No one knows anything and no one beyond the protagonist has any consciousness in Lurid & Cute. It’s the sort of book whose good reviews make one learn to distrust good reviews. The book is not bad. It just sort is, as if someone hoovered up the thoughts of a bright but unambitious hipster and failed to organize them adequately. The narrator isn’t as intellectually associative as someone like Roland Barthes or Camille Paglia, whose styles can sometimes be forgiven for their insights.

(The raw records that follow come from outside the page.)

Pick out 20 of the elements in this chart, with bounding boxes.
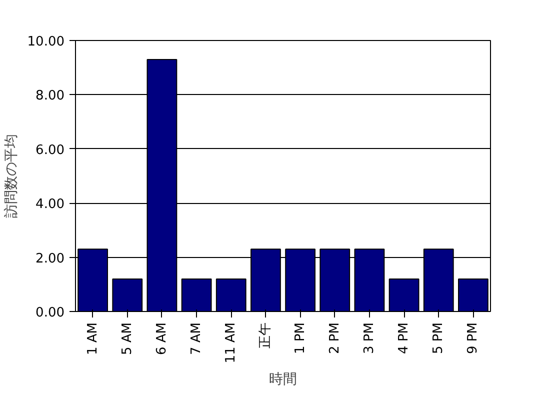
x-tick-label: 2 PM: [327, 322, 342, 354]
x-tick-label: 7 AM: [189, 322, 204, 356]
y-tick-label: 8.00: [36, 88, 65, 104]
x-tick-label: 11 AM: [224, 322, 239, 364]
y-tick-label: 6.00: [36, 142, 65, 158]
y-tick-label: 4.00: [36, 197, 65, 212]
x-tick-label: 9 PM: [466, 322, 481, 354]
y-tick-label: 2.00: [36, 251, 65, 266]
y-axis-title: 訪問数の平均: [3, 134, 20, 218]
y-tick-label: 0.00: [36, 306, 65, 320]
x-tick-label: 3 PM: [362, 322, 377, 354]
x-tick-label: 5 PM: [431, 322, 446, 354]
x-axis-title: 時間: [269, 371, 297, 388]
x-tick-label: 4 PM: [396, 322, 412, 354]
x-tick-label: 5 AM: [120, 322, 135, 356]
x-tick-label: 1 AM: [85, 322, 100, 356]
x-tick-label: 6 AM: [154, 322, 170, 356]
y-tick-label: 10.00: [27, 34, 64, 50]
x-tick-label: 1 PM: [292, 322, 308, 354]
x-tick-label: 正午: [258, 322, 274, 348]
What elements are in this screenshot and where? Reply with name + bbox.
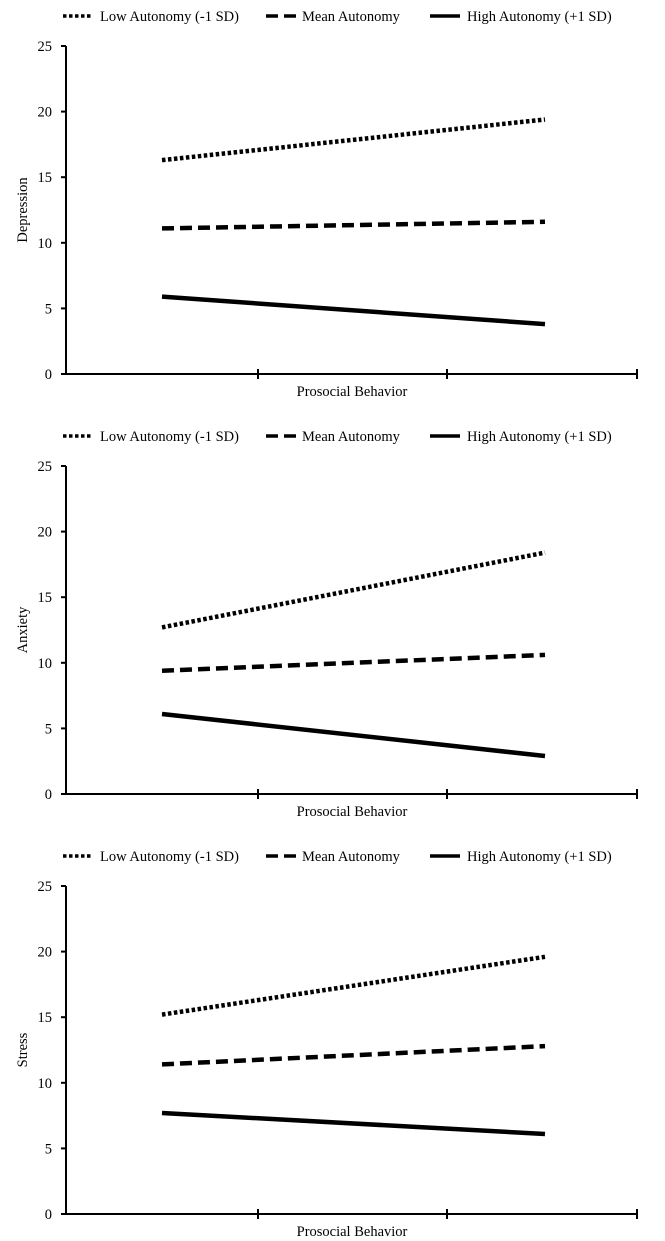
- series-line-solid: [161, 1110, 546, 1137]
- legend-label: Mean Autonomy: [302, 849, 401, 865]
- y-tick-label: 25: [38, 459, 53, 475]
- series-line-dashed: [161, 652, 546, 673]
- y-tick-label: 5: [45, 721, 52, 737]
- legend-label: High Autonomy (+1 SD): [467, 849, 612, 865]
- chart-svg: Low Autonomy (-1 SD) Mean Autonomy High Au…: [15, 849, 638, 1240]
- stress-chart: Low Autonomy (-1 SD) Mean Autonomy High Au…: [0, 840, 665, 1240]
- y-tick-label: 20: [38, 105, 53, 121]
- y-tick-label: 10: [38, 656, 53, 672]
- legend-label: High Autonomy (+1 SD): [467, 429, 612, 445]
- chart-svg: Low Autonomy (-1 SD) Mean Autonomy High Au…: [15, 429, 638, 820]
- y-tick-label: 0: [45, 787, 52, 803]
- x-axis-label: Prosocial Behavior: [297, 804, 408, 820]
- chart-svg: Low Autonomy (-1 SD) Mean Autonomy High Au…: [15, 9, 638, 400]
- legend-label: Mean Autonomy: [302, 9, 401, 25]
- series-line-solid: [161, 294, 546, 327]
- y-tick-label: 0: [45, 1207, 52, 1223]
- legend-label: High Autonomy (+1 SD): [467, 9, 612, 25]
- y-tick-label: 25: [38, 879, 53, 895]
- legend-label: Low Autonomy (-1 SD): [100, 849, 239, 865]
- y-tick-label: 15: [38, 1010, 53, 1026]
- x-axis-label: Prosocial Behavior: [297, 384, 408, 400]
- series-line-dashed: [161, 219, 546, 231]
- y-axis-label: Depression: [15, 177, 31, 243]
- series-line-dotted: [161, 550, 546, 630]
- y-tick-label: 10: [38, 236, 53, 252]
- y-tick-label: 5: [45, 1141, 52, 1157]
- anxiety-chart: Low Autonomy (-1 SD) Mean Autonomy High Au…: [0, 420, 665, 820]
- y-tick-label: 25: [38, 39, 53, 55]
- legend-label: Mean Autonomy: [302, 429, 401, 445]
- series-line-dashed: [161, 1043, 546, 1067]
- y-tick-label: 15: [38, 170, 53, 186]
- y-tick-label: 0: [45, 367, 52, 383]
- y-tick-label: 20: [38, 945, 53, 961]
- series-line-dotted: [161, 117, 546, 163]
- series-line-solid: [161, 711, 546, 759]
- legend-label: Low Autonomy (-1 SD): [100, 9, 239, 25]
- depression-chart: Low Autonomy (-1 SD) Mean Autonomy High Au…: [0, 0, 665, 400]
- y-tick-label: 5: [45, 301, 52, 317]
- y-tick-label: 15: [38, 590, 53, 606]
- y-tick-label: 20: [38, 525, 53, 541]
- legend-label: Low Autonomy (-1 SD): [100, 429, 239, 445]
- x-axis-label: Prosocial Behavior: [297, 1224, 408, 1240]
- y-tick-label: 10: [38, 1076, 53, 1092]
- series-line-dotted: [161, 954, 546, 1017]
- y-axis-label: Stress: [15, 1032, 31, 1067]
- y-axis-label: Anxiety: [15, 606, 31, 653]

Perhaps unsurprisingly I’ve been unable to sell Lurid & Cute on Amazon, where repeated price drops get matched by bots with excess inventory. Sometimes the market speaks and it’s wrong; other times, it speaks and it’s right. The novel starts cleverly:
I liked the bright vibe. But also I knew that although I liked the vibe it was not the vibe of my usual bedroom, just as the girl who was sleeping beside me in what seemed to be a hotel room was not my happy wife. It was that kind of problem situation, and while I acknowledge that some people would not feel that this is after all so bad – and that waking beside a person who is not ethically your own is just the usual way most humans enter the moral realm and therefore, kiddo, live with it – still, I could not be so suave.
But it goes nowhere, albeit in a way that’s hard to describe. The preceding sentences are representative: Thirlwell or his narrator is fond of length, and if you too are fond of length and of digression loosely related to whatever is kind of at hand, you may like it too. The style is often simultaneously too normal and too weird: “The entire history of my wasted time seemed sad to me, like it turned out to be a menace where no menace seemed to be visible, and I berated myself that, vigilant as I always was for signs of menace, I had not noticed that the true menace was right there [. . . ]” The book seems to offer itself as an example of wasted time, too, on par with the YouTube videos mentioned on page 22, but maybe its point is that time wasted and time well-spent are similar. Or more likely the point is the lack of a point, in which case there better be a great story in there. There isn’t here.
Try Merritt Tierce’s Love Me Back instead. That novel stays with me long after I finished. It’s a novel about struggle that’s not a struggle to read, a novel indirectly about politics that doesn’t slap readers in the face with politics, a novel about sex as it’s had now without being polemical. There’s so much there and so little in Lurid & Cute.